Insurance companies who use unfair claim settlement practices can be found to have committed bad faith under Washington’s tort law or under the Washington Consumer Protection Act. According to Washington law, an insurance company’s violation of the consumer protection statute constitutes an automatic unfair trade practice violation, and also a breach of the duty of good faith and fair dealing. If a policyholder brings a claim under the Consumer Protection Act, he or she will have to show economic (monetary) damages, but if he or she brings a tort bad faith claim, the injury need not be economic and can include emotional distress or other personal injuries.
The Statutes: R.C.W. 48.01.030 and Wash. Admin.

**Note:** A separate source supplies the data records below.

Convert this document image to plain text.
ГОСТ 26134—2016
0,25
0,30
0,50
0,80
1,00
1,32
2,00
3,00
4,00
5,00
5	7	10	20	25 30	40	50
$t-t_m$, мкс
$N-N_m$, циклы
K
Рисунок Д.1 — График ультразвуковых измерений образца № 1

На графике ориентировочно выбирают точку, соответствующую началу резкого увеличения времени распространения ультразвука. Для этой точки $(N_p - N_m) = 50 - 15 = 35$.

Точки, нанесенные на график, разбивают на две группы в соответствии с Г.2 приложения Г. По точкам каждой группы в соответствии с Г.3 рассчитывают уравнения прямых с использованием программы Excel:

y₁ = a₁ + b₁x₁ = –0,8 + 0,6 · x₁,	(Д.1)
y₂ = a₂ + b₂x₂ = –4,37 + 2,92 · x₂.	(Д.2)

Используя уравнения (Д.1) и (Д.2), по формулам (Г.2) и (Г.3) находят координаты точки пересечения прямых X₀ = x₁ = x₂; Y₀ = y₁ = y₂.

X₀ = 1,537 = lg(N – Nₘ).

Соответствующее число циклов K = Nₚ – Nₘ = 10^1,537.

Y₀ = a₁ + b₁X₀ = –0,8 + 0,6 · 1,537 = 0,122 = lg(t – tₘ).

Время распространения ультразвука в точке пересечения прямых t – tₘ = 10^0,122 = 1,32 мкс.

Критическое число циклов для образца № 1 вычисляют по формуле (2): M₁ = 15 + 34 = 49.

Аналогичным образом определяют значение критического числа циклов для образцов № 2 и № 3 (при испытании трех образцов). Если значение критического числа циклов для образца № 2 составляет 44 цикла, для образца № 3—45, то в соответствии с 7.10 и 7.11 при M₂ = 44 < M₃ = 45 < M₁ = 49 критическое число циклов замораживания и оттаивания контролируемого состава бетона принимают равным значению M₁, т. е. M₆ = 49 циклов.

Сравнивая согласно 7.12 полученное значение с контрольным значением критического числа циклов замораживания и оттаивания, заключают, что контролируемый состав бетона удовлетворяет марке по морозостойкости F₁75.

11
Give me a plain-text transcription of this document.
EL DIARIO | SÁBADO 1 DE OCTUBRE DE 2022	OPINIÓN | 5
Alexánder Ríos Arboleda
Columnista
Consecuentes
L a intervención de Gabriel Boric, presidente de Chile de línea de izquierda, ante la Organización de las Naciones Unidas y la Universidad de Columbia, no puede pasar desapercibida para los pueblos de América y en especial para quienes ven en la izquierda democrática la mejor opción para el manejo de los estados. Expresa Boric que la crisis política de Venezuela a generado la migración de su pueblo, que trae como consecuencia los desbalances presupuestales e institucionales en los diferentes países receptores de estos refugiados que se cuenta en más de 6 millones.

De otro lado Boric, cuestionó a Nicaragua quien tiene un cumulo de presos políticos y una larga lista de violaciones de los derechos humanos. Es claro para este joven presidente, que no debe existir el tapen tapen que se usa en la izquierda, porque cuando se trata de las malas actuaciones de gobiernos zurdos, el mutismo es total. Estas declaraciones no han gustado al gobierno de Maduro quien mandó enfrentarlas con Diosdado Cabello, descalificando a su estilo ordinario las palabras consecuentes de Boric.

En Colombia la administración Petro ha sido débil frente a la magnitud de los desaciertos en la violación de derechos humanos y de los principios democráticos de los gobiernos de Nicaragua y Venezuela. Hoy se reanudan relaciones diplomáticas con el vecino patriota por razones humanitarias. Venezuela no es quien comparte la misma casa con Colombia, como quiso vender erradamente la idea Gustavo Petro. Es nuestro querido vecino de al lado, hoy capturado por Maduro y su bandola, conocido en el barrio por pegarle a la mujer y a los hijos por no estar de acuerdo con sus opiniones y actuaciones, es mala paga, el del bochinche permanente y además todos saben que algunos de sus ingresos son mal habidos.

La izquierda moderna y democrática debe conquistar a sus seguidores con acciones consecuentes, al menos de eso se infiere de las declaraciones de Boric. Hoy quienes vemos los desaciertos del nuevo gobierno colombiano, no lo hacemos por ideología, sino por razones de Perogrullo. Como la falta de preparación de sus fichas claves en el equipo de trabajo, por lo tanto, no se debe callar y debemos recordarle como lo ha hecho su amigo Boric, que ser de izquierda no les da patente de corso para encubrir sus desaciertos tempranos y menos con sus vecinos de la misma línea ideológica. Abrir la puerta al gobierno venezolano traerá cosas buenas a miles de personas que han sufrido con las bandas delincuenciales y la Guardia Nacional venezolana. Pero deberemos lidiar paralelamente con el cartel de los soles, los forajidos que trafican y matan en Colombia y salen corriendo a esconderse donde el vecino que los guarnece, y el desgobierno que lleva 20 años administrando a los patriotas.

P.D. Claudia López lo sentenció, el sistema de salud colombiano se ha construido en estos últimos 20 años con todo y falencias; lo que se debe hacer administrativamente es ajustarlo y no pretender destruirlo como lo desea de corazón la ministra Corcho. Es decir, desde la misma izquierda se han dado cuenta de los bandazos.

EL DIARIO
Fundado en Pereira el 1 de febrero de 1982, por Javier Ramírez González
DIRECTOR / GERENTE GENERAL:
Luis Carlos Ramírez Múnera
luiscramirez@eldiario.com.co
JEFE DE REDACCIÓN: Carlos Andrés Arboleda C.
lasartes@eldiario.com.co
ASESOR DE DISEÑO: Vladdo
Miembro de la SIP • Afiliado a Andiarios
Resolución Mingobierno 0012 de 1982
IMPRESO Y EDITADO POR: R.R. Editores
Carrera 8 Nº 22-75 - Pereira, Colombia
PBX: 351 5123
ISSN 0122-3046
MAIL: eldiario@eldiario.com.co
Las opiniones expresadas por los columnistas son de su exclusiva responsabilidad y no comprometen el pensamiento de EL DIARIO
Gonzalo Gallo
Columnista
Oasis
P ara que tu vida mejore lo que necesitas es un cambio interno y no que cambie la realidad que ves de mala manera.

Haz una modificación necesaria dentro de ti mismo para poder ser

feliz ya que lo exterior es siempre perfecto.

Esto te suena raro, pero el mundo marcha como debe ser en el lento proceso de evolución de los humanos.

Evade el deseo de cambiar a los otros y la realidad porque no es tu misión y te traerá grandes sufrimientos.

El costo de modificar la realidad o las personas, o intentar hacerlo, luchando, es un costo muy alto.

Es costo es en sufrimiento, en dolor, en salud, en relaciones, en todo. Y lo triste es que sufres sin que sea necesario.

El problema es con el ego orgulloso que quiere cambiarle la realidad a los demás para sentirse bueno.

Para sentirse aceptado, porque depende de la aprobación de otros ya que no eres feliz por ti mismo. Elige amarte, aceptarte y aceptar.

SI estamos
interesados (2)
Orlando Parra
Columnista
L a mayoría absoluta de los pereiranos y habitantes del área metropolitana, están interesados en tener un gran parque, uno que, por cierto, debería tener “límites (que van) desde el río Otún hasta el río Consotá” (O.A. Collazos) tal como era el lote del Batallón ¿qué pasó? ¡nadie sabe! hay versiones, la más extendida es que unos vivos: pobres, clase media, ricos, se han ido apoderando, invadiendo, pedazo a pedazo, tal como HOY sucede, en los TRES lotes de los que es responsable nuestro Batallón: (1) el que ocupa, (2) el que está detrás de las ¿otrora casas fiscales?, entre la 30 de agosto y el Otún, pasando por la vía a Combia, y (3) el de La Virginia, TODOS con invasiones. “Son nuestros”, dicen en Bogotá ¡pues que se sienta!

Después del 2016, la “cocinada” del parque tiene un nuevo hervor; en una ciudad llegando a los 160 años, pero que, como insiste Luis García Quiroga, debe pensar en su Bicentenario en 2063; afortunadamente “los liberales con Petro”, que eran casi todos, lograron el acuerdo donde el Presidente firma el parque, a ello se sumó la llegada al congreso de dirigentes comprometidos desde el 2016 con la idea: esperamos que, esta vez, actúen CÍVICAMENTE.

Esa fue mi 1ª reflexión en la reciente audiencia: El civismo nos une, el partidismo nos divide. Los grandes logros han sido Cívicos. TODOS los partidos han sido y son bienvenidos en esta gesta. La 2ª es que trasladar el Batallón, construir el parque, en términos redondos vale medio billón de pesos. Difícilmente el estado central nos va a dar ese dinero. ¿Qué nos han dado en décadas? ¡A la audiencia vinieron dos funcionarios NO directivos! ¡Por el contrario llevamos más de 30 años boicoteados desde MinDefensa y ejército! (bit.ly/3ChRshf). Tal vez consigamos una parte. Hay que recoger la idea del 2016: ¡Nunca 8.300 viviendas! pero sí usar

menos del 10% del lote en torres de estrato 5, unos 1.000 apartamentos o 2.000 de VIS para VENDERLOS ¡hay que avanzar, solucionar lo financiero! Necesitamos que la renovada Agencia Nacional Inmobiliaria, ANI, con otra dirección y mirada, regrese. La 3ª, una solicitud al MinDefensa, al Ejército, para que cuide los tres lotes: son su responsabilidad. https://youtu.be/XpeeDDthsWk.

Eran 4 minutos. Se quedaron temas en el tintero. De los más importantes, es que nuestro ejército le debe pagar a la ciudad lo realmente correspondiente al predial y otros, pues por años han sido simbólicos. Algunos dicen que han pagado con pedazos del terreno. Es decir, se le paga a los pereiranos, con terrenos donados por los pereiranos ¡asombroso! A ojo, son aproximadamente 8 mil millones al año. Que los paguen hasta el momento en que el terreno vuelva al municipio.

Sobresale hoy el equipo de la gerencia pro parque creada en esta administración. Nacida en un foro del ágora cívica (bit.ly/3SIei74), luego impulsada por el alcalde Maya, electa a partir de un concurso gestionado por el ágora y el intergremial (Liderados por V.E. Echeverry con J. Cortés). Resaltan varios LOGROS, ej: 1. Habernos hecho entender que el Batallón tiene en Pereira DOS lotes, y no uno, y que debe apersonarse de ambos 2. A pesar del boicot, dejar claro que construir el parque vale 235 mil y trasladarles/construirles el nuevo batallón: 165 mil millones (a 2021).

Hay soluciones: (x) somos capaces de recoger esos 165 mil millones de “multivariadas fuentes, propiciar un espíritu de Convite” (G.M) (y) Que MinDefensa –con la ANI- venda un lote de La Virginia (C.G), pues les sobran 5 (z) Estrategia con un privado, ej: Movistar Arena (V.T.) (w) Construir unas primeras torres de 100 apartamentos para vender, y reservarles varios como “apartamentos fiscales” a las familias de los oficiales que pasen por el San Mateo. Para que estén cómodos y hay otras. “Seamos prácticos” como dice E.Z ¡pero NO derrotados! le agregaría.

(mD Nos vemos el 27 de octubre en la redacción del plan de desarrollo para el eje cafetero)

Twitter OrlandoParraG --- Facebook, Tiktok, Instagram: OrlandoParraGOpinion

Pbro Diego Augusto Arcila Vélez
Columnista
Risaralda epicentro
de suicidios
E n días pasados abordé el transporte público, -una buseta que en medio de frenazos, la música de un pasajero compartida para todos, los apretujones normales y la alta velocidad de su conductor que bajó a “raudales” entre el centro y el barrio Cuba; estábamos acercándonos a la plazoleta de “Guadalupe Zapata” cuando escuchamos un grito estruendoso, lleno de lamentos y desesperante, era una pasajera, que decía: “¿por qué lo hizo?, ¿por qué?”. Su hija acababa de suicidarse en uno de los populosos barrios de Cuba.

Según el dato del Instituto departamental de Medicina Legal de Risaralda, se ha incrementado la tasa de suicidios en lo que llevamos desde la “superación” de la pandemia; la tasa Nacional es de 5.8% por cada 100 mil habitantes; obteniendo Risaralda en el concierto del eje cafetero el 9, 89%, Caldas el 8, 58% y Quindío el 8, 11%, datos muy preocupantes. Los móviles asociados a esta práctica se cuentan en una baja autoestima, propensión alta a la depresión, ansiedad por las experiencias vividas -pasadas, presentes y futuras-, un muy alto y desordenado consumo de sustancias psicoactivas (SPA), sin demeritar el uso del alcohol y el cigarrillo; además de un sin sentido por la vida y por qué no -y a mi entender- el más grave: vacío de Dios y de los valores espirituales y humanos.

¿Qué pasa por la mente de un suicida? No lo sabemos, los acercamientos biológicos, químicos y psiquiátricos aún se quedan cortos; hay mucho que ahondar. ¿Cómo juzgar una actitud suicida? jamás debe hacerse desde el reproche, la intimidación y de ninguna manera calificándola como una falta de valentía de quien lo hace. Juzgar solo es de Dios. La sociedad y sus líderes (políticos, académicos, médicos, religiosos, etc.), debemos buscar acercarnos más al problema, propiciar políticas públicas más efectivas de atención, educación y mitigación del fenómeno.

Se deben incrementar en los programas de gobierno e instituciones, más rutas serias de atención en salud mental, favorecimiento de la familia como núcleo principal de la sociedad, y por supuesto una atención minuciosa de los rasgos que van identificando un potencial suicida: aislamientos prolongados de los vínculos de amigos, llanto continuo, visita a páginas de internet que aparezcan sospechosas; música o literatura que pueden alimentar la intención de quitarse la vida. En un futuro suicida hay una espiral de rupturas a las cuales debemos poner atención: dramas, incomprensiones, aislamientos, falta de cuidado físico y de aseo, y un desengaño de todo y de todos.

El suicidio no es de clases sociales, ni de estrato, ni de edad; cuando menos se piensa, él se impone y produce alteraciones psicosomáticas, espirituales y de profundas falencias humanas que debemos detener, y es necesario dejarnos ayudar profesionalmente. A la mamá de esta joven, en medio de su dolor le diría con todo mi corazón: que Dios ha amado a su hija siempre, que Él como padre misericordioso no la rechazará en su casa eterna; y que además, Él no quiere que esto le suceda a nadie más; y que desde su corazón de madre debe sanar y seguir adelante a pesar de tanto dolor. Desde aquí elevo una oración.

Code § 284-30-330
The Rules: Washington regulations define the following as unfair or deceptive practices for settlement of insurance claims:
- Misrepresenting pertinent facts or policy provisions.
- Failing to acknowledge and act reasonably promptly upon communications with respect to claims arising under insurance policies.
- Refusing to pay claims without conducting a reasonable investigation.
- Failing to affirm or deny coverage within a reasonable time after fully completed proof of loss documentation has been submitted.
- Not attempting in good faith to effectuate prompt, fair and equitable settlements of claims in which liability has become reasonably clear.
- Compelling an individual disability claimant to initiate or submit to litigation, arbitration, or appraisal to recover amounts due under an insurance policy by offering substantially less than the amounts ultimately recovered in such actions or proceedings.
- Attempting to settle a claim for less than the amount to which a reasonable person would have believed he or she was entitled by reference to written or printed advertising material accompanying or made part of an application.
- Asserting to a disability insurance claimant that the company has a policy of appealing arbitration awards in favor of insureds for the purpose of compelling them to accept settlements or compromises less than the amount awarded in arbitration.
- Delaying the investigation or payment of claims by requiring a first party claimant or his or her physician to submit a preliminary claim report and then requiring subsequent submissions which contain substantially the same information.
- Failing to promptly settle claims, where liability has become reasonably clear, under one portion of the insurance policy coverage in order to influence settlements under other portions of the insurance policy coverage.
- Failing to promptly provide a reasonable explanation of the basis in the insurance policy in relation to the facts or applicable law for denial of a claim or for the offer of a compromise settlement.
- Failing to expeditiously honor drafts given in settlement of claims.
- Failing to adopt and implement reasonable standards for the processing and payment of claims after the obligation to pay has been established—normally within 15 business days after receipt by the insurer or its attorney of properly executed releases or other settlement documents.
- Negotiating or settling a claim directly with any claimant known to be represented by an attorney without the attorney’s knowledge and consent.
The Tort Law Standard: An insurance company’s actions can be considered bad faith if its breach of the insurance contract was unreasonable, frivolous, or unfounded.